Since 2023, a second, more pragmatic wave has emerged. Confronted by market realities, founders and investors increasingly acknowledge that evidence generation is essential—though many still stop short of committing to true RCT-like validation and struggle to shed the mindset that they are building software companies rather than regulated medical tools. That identity problem slows the hard work of embedding AI into existing (or clinically meaningful new) workflows.
I anticipate lessons from this second wave will set the stage for a third wave in roughly five years—a true inflection point. In that era, AI systems will be evaluated with the same rigor as any drug, device, or diagnostic assay; integrated into care as a matter of course; and assessed on patient outcomes and cost-effectiveness rather than narrative multiples. It will also be a period of consolidation, absorbing the remnants of failed first- and second-wave firms. Leadership will shift to “bilingual” founders and investors—fluent both in AI’s technical realities and in clinical evidence generation and R&D—who accept that success often entails several years of pre-revenue development followed by prospective, and in most cases randomized, trials.
Wave one (2015–2022): how services masqueraded as platforms
The first wave of AI-in-biomedicine companies was born into one of the most favorable capital markets in recent memory. Venture capital was abundant, crossover investors were active earlier in the funding cycle, and the IPO window was wide open. Ultra-low interest rates and a glut of global liquidity drove investors toward long-duration growth stories, rewarding the promise of future scale over proof of present-day economics. In this environment, anything that could plausibly be framed as a scalable “platform”—especially one powered by AI—commanded attention and premium valuations.

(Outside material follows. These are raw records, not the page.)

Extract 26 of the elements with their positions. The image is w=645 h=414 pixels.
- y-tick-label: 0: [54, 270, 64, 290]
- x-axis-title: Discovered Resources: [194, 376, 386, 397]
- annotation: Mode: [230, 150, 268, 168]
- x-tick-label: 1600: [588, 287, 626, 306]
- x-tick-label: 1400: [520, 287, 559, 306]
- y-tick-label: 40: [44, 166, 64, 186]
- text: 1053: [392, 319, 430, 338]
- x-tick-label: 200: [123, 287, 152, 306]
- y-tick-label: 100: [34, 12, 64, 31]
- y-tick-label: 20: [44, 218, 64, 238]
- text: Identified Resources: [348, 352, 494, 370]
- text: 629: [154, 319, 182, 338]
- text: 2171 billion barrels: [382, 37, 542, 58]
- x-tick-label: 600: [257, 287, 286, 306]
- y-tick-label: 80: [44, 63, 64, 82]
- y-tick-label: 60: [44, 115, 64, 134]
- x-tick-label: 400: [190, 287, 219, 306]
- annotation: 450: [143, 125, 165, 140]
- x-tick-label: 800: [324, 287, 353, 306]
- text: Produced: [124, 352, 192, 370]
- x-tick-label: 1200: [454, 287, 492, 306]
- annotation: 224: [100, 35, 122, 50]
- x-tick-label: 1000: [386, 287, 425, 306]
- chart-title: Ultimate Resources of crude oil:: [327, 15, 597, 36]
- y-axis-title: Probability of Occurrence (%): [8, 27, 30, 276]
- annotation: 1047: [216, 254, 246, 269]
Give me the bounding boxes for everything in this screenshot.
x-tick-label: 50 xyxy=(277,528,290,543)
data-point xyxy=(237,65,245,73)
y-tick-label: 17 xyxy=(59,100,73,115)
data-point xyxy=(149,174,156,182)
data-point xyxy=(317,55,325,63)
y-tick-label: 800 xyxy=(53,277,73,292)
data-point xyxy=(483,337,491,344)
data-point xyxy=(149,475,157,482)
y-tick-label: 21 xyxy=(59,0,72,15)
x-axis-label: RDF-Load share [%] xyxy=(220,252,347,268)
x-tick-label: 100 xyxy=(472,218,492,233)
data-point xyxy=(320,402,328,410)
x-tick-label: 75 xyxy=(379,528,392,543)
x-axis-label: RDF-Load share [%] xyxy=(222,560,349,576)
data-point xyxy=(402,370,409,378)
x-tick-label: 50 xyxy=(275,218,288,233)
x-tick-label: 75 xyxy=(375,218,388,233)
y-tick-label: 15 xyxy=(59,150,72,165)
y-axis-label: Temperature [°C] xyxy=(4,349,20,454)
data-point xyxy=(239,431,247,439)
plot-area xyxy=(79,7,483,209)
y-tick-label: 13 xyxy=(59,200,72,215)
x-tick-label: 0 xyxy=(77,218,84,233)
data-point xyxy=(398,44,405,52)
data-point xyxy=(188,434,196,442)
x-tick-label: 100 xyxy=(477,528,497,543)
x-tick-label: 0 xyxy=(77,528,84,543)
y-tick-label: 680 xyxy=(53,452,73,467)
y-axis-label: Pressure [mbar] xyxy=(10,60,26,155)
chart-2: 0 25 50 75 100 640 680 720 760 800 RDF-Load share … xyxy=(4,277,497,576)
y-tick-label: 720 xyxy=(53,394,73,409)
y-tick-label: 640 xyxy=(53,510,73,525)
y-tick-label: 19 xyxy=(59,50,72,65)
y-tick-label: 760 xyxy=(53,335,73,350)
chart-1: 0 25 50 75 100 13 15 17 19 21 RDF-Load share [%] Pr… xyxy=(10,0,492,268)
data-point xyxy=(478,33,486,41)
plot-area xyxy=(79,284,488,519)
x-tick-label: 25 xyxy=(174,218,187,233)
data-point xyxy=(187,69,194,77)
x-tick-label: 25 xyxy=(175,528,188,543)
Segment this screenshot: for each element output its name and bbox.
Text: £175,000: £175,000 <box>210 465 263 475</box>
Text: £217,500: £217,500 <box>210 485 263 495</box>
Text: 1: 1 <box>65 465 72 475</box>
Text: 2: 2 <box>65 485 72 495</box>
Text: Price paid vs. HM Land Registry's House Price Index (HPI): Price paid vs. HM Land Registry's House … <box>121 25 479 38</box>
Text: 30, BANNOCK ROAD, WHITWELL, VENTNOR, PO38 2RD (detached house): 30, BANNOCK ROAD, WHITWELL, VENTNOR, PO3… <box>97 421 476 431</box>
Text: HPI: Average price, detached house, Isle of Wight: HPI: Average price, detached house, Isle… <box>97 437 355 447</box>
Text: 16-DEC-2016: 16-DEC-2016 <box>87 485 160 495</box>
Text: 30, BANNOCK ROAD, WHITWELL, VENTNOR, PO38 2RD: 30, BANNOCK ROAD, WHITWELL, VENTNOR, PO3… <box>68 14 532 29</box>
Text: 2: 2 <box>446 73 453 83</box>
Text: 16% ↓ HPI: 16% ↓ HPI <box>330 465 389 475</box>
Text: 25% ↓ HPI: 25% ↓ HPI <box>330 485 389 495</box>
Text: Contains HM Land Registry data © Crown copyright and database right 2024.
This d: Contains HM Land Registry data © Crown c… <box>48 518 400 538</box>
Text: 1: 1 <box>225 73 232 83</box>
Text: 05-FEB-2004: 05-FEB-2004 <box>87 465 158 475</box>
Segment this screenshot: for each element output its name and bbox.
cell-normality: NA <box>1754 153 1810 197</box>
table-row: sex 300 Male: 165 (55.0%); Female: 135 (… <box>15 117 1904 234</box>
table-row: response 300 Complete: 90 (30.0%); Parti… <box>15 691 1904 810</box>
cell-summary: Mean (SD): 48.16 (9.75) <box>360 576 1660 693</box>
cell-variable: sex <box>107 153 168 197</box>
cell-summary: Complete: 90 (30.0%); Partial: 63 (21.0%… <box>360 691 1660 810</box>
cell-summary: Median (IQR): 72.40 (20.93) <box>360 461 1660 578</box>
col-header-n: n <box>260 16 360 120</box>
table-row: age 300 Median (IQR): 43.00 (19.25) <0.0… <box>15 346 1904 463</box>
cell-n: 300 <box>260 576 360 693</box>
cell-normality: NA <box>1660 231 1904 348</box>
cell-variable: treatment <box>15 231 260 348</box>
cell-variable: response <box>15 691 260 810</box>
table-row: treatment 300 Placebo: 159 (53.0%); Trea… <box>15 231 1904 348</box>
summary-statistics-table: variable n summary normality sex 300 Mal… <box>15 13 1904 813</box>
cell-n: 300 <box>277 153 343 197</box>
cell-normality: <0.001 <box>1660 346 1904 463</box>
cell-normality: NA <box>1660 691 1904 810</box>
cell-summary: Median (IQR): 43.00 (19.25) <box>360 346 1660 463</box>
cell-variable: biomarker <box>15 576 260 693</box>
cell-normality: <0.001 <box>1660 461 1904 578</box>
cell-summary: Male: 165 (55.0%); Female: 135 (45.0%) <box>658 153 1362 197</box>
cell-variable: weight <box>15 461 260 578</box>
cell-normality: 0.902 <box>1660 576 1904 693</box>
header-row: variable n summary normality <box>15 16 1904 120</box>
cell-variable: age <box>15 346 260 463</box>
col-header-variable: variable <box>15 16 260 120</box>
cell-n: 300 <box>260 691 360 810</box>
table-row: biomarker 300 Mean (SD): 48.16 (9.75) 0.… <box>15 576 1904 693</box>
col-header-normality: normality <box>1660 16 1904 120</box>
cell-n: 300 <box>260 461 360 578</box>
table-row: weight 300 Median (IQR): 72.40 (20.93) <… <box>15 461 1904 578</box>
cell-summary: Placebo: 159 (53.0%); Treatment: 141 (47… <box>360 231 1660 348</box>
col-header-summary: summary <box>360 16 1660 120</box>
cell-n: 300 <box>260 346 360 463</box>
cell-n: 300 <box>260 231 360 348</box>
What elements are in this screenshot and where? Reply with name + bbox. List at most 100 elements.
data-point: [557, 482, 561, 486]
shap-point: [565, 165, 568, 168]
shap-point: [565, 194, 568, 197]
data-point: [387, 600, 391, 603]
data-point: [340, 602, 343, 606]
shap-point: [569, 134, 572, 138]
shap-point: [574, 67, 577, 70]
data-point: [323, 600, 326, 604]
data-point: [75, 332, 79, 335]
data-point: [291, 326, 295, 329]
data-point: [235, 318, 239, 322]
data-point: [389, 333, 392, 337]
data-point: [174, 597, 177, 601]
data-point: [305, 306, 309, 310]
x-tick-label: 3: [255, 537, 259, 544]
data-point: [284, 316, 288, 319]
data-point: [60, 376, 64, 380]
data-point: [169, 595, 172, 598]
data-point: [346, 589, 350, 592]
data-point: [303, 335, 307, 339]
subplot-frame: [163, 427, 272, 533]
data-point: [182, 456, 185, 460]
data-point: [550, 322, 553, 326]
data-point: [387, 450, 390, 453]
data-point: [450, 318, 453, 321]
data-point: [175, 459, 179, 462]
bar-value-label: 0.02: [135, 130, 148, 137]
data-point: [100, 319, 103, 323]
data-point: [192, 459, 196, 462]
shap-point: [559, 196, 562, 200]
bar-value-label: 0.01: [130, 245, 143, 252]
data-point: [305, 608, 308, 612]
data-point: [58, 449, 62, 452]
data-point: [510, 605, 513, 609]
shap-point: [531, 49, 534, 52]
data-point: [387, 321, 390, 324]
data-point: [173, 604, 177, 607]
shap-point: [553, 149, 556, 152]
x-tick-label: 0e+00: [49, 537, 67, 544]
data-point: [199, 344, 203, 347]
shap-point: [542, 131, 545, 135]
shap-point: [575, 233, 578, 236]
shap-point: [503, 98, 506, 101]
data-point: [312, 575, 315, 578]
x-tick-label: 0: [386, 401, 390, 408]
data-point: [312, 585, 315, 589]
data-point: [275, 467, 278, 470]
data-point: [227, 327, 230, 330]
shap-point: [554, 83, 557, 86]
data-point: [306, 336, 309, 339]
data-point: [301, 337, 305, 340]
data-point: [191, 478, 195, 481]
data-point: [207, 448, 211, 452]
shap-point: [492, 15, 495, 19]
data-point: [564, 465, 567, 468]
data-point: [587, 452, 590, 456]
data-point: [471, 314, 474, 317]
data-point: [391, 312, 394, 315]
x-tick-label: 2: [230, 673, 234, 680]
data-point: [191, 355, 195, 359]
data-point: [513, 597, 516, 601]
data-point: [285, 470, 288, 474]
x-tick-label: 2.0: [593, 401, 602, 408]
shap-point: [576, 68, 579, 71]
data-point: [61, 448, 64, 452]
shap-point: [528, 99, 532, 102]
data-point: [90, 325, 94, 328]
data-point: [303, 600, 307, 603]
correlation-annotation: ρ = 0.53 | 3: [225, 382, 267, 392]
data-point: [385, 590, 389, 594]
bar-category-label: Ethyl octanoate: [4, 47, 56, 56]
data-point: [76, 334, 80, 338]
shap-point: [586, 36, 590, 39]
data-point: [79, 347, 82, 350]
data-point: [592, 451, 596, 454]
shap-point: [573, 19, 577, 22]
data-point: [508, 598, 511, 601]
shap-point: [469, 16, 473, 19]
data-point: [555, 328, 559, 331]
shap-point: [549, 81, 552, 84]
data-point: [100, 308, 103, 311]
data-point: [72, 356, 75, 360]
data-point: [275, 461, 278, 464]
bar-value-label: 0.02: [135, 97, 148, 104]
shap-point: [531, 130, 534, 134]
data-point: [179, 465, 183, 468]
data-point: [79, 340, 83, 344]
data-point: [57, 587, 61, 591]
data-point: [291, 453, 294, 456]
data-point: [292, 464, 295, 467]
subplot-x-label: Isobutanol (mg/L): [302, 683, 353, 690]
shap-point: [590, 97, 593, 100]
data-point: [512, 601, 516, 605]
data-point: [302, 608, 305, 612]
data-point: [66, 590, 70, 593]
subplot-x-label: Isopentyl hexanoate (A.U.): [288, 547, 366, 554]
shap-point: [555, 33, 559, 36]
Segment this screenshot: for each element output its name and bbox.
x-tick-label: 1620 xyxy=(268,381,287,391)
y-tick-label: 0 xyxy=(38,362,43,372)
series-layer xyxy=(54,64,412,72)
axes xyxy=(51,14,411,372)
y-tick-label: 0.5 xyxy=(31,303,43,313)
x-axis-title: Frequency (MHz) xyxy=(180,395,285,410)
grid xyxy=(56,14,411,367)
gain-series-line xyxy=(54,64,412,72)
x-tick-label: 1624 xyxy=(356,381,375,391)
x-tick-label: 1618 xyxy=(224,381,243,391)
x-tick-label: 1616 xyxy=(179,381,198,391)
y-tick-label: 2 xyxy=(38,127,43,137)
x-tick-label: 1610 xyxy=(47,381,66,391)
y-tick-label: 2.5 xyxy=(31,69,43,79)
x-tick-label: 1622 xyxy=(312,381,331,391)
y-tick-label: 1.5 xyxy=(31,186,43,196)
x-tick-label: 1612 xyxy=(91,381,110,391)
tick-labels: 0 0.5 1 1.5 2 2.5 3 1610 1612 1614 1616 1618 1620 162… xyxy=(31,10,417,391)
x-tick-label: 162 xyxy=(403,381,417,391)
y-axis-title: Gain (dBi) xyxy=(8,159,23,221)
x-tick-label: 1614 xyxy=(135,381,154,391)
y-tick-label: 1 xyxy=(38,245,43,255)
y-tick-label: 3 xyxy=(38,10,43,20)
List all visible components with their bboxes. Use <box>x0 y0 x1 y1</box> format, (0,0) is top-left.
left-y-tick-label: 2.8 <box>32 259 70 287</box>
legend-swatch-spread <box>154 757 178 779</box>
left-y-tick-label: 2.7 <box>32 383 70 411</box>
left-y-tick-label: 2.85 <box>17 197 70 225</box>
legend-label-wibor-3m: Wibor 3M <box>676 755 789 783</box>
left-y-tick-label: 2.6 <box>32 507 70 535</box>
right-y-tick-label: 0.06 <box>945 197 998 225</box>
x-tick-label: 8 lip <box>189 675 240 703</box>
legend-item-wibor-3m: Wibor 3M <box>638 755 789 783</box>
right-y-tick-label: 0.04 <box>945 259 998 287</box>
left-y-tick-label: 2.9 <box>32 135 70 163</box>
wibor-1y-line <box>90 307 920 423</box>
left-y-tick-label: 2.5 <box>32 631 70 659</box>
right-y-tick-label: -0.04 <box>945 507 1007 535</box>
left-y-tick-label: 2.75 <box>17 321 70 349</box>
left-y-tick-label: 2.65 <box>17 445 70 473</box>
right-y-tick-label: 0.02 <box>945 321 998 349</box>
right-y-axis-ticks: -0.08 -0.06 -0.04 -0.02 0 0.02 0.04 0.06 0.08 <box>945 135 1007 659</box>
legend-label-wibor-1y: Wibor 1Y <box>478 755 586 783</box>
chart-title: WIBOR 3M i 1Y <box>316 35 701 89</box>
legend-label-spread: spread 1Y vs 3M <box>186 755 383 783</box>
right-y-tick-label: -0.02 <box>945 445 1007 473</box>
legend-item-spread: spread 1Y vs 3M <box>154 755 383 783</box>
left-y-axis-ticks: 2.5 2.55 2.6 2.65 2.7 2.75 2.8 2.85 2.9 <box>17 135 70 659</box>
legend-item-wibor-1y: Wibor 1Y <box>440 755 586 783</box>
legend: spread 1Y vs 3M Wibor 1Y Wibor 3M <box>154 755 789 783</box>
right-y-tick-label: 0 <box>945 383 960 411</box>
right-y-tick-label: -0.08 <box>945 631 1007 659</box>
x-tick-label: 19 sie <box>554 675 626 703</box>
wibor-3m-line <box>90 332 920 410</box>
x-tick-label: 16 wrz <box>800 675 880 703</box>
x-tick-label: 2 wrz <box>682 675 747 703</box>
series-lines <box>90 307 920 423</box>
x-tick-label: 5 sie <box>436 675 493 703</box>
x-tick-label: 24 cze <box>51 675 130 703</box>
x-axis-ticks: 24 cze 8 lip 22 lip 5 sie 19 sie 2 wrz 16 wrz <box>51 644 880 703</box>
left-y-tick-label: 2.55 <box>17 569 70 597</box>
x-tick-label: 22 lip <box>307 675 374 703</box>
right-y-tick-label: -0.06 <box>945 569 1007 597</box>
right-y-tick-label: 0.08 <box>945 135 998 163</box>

The narrative arc was consistent: assemble proprietary datasets; train models that match or outperform human specialists on carefully curated benchmark tasks; package these models into products spanning decision support, drug discovery tools, real-world evidence generation, and “pharma analytics;” and reinvest the revenue into the data “flywheel” to deepen the moat. Early funding rounds embraced this vision, and for the lucky few that approached the public markets, the story became even more polished.
Underneath, however, the economics told a different story. The vast majority of revenue came not from scalable software, but from labor- and capital-intensive services: wet-lab sequencing and extraction, whole-slide imaging and storage, data science talent-as-service, and manual clinical abstraction, harmonization, and curation across fragmented, idiosyncratic EHR systems. The AI “platform” sat atop this operational scaffolding, producing a smaller, aspirational revenue stream that was easy to narrate but difficult to scale at the speed the market had already priced in.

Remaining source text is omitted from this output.